Upgrade Firmware on Chassis Controllers

  1. Check to see if firmware is loaded into FAS:

    ncn-m001# cray fas images list | grep cc.1.4.19
    

    If firmware not installed, rerun the FAS loader:

    ncn-w001# kubectl -n services get jobs | grep fas-loader
    cray-fas-loader-1  1/1  8m57s  7d15h
    

    NOTE: In the above example, the returned job name is cray-fas-loader-1, hence that is the job to rerun.

    ncn-m001# kubectl -n services get job cray-fas-loader-1 -o json | jq 'del(.spec.selector)' | jq 'del(.spec.template.metadata.labels."controller-uid")' | kubectl replace --force -f -
    

    When completed, verify the firmware was loaded into FAS:

    ncn-m001# cray fas images list | grep cc.1.4.19
    
  2. Update the Chassis Controller BMC Firmware:

Power off the chassis slots.

Disable the hms-discovery job:

ncn-m001# kubectl -n services patch cronjobs hms-discovery -p '{"spec":{"suspend":true}}'

Power off all the components: for example, in chassis 0-7. cabinets 1000-1003:

ncn-m001# cray capmc xname_off create --xnames x[1000-1003]c[0-7] --recursive true --continue true

Create an upgrade JSON file ccBMCupdate.json:

{
  "inventoryHardwareFilter": {
    "manufacturer": "cray"
  },
  "stateComponentFilter": {
    "deviceTypes": [
      "chassisBMC"
    ]
  },
  "targetFilter": {
    "targets": [
      "BMC"
    ]
  },
  "command": {
    "version": "latest",
    "tag": "default",
    "overrideDryrun": false,
    "restoreNotPossibleOverride": true,
    "timeLimit": 1000,
    "description": "Dryrun upgrade of Cray Chassis Controllers"
  }
}

Using the above JSON file run a dry-run with FAS:

ncn-w001# cray fas actions create ccBMCupdate.json

Check the output from the dry-run with the command: cray fas actions describe {action-id} (where action-id was the actionId returned for the fas actions create command)

If dry-run succeeded with updates to version 1.4.19, change "overrideDryrun" in the above JSON file to true and update the description.

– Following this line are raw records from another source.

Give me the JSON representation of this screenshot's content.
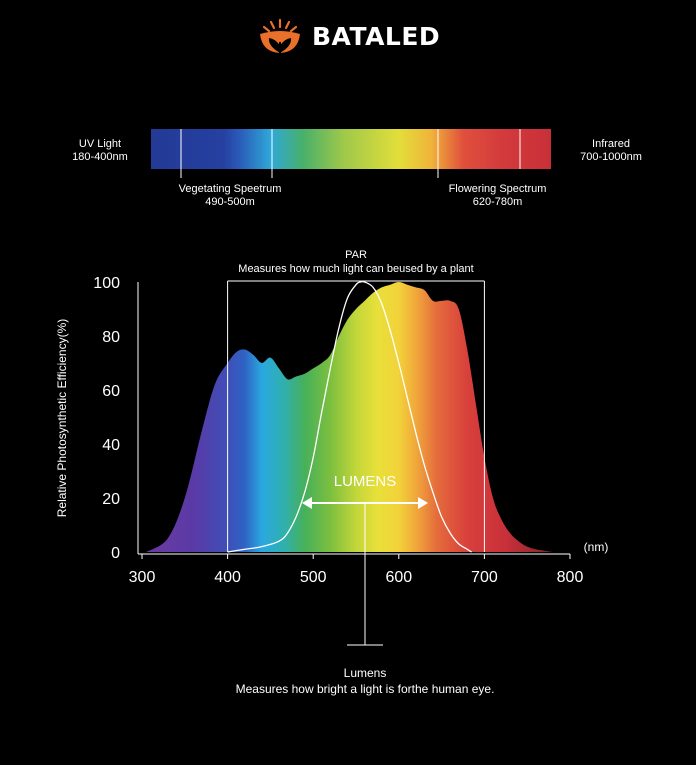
{
  "brand": {
    "name": "BATALED",
    "logo_icon": "sun-leaf-icon",
    "logo_color": "#e8702a"
  },
  "spectrum_bar": {
    "left_label_1": "UV Light",
    "left_label_2": "180-400nm",
    "right_label_1": "Infrared",
    "right_label_2": "700-1000nm",
    "veg_label_1": "Vegetating Speetrum",
    "veg_label_2": "490-500m",
    "flower_label_1": "Flowering Spectrum",
    "flower_label_2": "620-780m"
  },
  "par": {
    "title": "PAR",
    "subtitle": "Measures how much light can beused by a plant",
    "range": [
      400,
      700
    ]
  },
  "lumens": {
    "center_label": "LUMENS",
    "bottom_title": "Lumens",
    "bottom_desc": "Measures how bright a light is forthe human eye."
  },
  "chart_data": {
    "type": "area",
    "title": "",
    "xlabel": "",
    "x_unit_label": "(nm)",
    "ylabel": "Relative Photosynthetic Efficiency(%)",
    "xlim": [
      300,
      800
    ],
    "ylim": [
      0,
      100
    ],
    "x_ticks": [
      "300",
      "400",
      "500",
      "600",
      "700",
      "800"
    ],
    "y_ticks": [
      "0",
      "20",
      "40",
      "60",
      "80",
      "100"
    ],
    "series": [
      {
        "style": "filled-spectrum",
        "x": [
          305,
          330,
          350,
          370,
          385,
          400,
          410,
          420,
          430,
          440,
          450,
          460,
          470,
          480,
          490,
          500,
          510,
          520,
          530,
          540,
          550,
          560,
          570,
          580,
          590,
          600,
          610,
          620,
          630,
          640,
          650,
          660,
          670,
          680,
          690,
          700,
          710,
          720,
          730,
          740,
          750,
          760,
          770,
          780
        ],
        "y": [
          0,
          5,
          20,
          45,
          62,
          70,
          74,
          75,
          73,
          70,
          72,
          68,
          64,
          65,
          66,
          68,
          70,
          73,
          80,
          86,
          90,
          93,
          96,
          98,
          99,
          100,
          99,
          98,
          97,
          93,
          93,
          93,
          90,
          75,
          55,
          35,
          20,
          12,
          7,
          4,
          2,
          1,
          0.5,
          0
        ]
      },
      {
        "style": "white-line",
        "x": [
          400,
          420,
          440,
          460,
          470,
          480,
          490,
          500,
          510,
          520,
          530,
          540,
          550,
          555,
          560,
          570,
          580,
          590,
          600,
          610,
          620,
          630,
          640,
          650,
          660,
          670,
          680,
          685
        ],
        "y": [
          0,
          1,
          2,
          4,
          7,
          13,
          22,
          35,
          52,
          68,
          83,
          94,
          99,
          100,
          100,
          98,
          92,
          82,
          70,
          57,
          44,
          32,
          22,
          13,
          7,
          3,
          1,
          0
        ]
      }
    ],
    "grid": false,
    "legend": "none"
  }
}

Rerun FAS with the updated JSON file to do the actual updates.

After firmware update completes, restart the hms-discovery cronjob:

ncn-m001 # kubectl -n services patch cronjobs hms-discovery -p '{"spec" : {"suspend" : false }}'

The hms-discovery cronjob will run within 5 minutes of being unsuspended and start powering on the chassis enclosures, switches, and compute blades. If components are not being powered back on, then power them on manually:

ncn-m001 # cray capmc xname_on create --xnames x[1000-1003]c[0-7]r[0-7],x[1000-1003]c[0-7]s[0-7] --prereq true --continue true

The --prereq option ensures all required components are powered on first. The --continue option allows the command to complete in systems without fully populated hardware.

After the components have powered on, boot the nodes using the Boot Orchestration Services (BOS).

Exit Typescript

Remember to exit your typescript.

ncn-m001# exit

It is recommended to save the typescript file for later reference.